Zowel voor Van Ommen als voor Clevers is het financiële voordeel voor de learned societies duidelijk, maar geen van beiden weet precies hoeveel commerciële uitgevers profiteren. Van Ommen: “Afgezien van de winstmarge van het tijdschrift hoeven ze dergelijke informatie niet vrij te geven. Ze zijn een beursgenoteerd bedrijf.” De redenering van Clevers is vergelijkbaar: “We waren duidelijk over wat een goede deal voor ons zou zijn en die deal accepteerden ze.”

Dat zou je wel moeten weten

Robert Fletcher (Wageningen University) is hoofdredacteur van Elsevier tijdschrift GeoForum en een groot voorstander van meer transparantie in de sector. Hij begrijpt echter wel dat niet alle academici die betrokken zijn bij een tijdschrift precies weten hoe de geldstromen lopen. “Het is werk dat veelal op vrijwillige basis gebeurt en dat vind iedereen goed omdat het iets bijdraagt aan de samenleving.”

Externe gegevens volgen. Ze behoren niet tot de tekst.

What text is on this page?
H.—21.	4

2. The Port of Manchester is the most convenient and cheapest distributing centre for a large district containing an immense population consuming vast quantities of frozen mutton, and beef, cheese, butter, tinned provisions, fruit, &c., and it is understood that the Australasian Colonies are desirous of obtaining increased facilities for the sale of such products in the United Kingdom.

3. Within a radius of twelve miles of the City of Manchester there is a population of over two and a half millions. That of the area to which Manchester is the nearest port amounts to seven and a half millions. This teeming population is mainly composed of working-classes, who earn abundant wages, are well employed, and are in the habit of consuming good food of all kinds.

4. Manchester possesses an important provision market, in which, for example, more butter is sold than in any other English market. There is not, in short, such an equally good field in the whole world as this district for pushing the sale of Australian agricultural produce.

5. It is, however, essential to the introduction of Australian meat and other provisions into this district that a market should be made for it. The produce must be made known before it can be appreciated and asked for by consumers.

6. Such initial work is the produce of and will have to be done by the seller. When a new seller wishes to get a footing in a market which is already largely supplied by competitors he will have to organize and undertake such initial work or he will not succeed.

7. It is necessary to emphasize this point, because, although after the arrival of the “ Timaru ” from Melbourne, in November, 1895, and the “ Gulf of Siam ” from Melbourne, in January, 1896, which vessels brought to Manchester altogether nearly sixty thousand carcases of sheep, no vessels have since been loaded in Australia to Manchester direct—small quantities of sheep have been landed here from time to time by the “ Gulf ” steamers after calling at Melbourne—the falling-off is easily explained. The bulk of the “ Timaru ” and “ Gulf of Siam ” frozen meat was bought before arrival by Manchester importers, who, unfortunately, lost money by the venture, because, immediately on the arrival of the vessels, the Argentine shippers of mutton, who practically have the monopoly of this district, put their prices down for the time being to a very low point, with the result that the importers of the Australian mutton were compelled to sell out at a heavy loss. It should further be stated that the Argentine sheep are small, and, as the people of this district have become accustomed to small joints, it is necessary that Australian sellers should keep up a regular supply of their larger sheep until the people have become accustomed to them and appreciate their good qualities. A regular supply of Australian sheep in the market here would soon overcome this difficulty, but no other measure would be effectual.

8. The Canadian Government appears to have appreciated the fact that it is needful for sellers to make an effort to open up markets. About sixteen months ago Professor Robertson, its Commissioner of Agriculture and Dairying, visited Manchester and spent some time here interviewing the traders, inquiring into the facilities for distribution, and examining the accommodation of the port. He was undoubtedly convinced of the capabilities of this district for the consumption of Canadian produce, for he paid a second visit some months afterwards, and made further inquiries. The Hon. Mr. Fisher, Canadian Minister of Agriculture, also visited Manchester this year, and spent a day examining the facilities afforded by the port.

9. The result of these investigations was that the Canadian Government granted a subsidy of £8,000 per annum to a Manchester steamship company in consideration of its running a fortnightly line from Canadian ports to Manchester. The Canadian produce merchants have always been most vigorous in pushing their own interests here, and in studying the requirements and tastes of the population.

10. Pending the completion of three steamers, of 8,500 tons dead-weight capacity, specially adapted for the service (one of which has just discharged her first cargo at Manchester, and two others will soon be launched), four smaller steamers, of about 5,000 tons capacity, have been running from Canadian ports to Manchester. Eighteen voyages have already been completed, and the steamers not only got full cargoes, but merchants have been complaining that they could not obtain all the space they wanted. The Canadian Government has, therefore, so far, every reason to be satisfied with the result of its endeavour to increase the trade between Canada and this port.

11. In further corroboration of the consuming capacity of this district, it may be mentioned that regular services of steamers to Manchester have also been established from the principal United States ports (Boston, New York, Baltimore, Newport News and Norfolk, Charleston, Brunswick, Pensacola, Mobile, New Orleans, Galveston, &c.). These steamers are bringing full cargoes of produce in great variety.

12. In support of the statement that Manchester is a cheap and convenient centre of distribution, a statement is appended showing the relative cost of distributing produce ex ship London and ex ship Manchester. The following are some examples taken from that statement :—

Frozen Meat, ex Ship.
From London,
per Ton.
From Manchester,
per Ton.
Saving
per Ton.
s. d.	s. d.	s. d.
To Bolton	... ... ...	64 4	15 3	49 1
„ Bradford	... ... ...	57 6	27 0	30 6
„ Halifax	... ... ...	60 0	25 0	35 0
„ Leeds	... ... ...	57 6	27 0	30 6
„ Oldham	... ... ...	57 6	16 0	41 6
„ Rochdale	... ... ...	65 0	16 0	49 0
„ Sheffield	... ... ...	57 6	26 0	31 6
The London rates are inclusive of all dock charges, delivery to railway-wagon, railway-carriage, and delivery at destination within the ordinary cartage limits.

“De meesten van ons zijn academici en we zijn niet geïnteresseerd in de cijfers. Te veel cijfers maken ons duizelig.” In combinatie met de kant-en-klare digitale mogelijkheden wekken subtiele details zoals peer-review, typografie en DOI’s vaak een eerlijke indruk. “Als je vervolgens een learned society vertelt dat ze de meeropbrengst mogen gebruiken voor hun eigen activiteiten dan lijkt het een eerlijke deal.”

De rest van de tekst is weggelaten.